Кровать Павла Богачева была аккуратно застелена.
Струмилин зашел к Аветисяну и Броку.
– Где Паша? – спросил он. – Пошел к врачу, что ли?
– Не знаю, – сказал Аветисян, – к нам он не заходил.
"Может быть, побежал отослать радиограмму, – вдруг подумал Струмилин и улыбнулся, сразу вспомнив Женю. – Сейчас я тоже пойду на радиоцентр и пошлю ей радиограмму".
Он зашел к себе одеться. На столе лежал конверт. На нем было написано:
"П.И. Струмилину.
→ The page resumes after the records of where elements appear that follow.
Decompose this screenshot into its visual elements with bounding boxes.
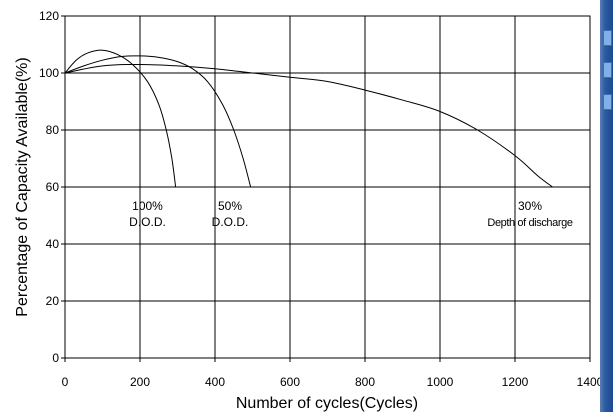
x-tick-label: 400 bbox=[205, 375, 225, 389]
series-annotations: 100% D.O.D. 50% D.O.D. 30% Depth of discharge bbox=[129, 199, 573, 229]
y-tick-label: 100 bbox=[39, 66, 59, 80]
grid-lines bbox=[65, 16, 590, 358]
y-axis-ticks: 0 20 40 60 80 100 120 bbox=[39, 9, 65, 365]
y-tick-label: 60 bbox=[46, 180, 60, 194]
series-annotation-1: 100% bbox=[132, 199, 163, 213]
series-annotation-1: D.O.D. bbox=[129, 215, 166, 229]
series-annotation-2: 50% bbox=[218, 199, 242, 213]
x-tick-label: 600 bbox=[280, 375, 300, 389]
y-tick-label: 0 bbox=[52, 351, 59, 365]
series-annotation-3: 30% bbox=[518, 199, 542, 213]
series-line-2 bbox=[64, 55, 252, 188]
series-annotation-3: Depth of discharge bbox=[487, 217, 572, 229]
y-axis-title: Percentage of Capacity Available(%) bbox=[14, 57, 31, 316]
y-tick-label: 20 bbox=[46, 294, 60, 308]
window-edge-strip bbox=[600, 0, 613, 412]
series-lines bbox=[64, 49, 553, 188]
y-tick-label: 120 bbox=[39, 9, 59, 23]
x-tick-label: 0 bbox=[62, 375, 69, 389]
x-tick-label: 1200 bbox=[502, 375, 529, 389]
window-edge-segment bbox=[603, 30, 612, 46]
window-edge-segment bbox=[603, 94, 612, 110]
window-edge-segment bbox=[603, 62, 612, 78]
y-tick-label: 40 bbox=[46, 237, 60, 251]
y-tick-label: 80 bbox=[46, 123, 60, 137]
x-tick-label: 200 bbox=[130, 375, 150, 389]
series-line-3 bbox=[64, 63, 553, 188]
x-tick-label: 1000 bbox=[427, 375, 454, 389]
x-axis-title: Number of cycles(Cycles) bbox=[236, 395, 418, 412]
x-tick-label: 800 bbox=[355, 375, 375, 389]
series-annotation-2: D.O.D. bbox=[212, 215, 249, 229]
Лично".
Струмилин разорвал конверт. Там лежал бюллетень Богачева и записка от него. В записке было написано: "Павел Иванович, я поступаю как настоящая свинья, но я не могу поступить иначе. У меня бюллетень на четыре дня. Меня не будет в Диксоне три дня. Я буду в Москве. Я не обманываю Вас: у меня сейчас уже не тридцать девять, а тридцать девять и три. Запись есть у. врача. Сидеть за штурвалом рядом с вами и с ребятами мне не разрешат так или иначе – я заразный, ангина передается через дыхание. Если я не прилечу через три дня, то можете считать меня законченным подлецом, но только я прилечу. Я обо всем договорился с ребятами из транспортного отряда. Павел Богачев".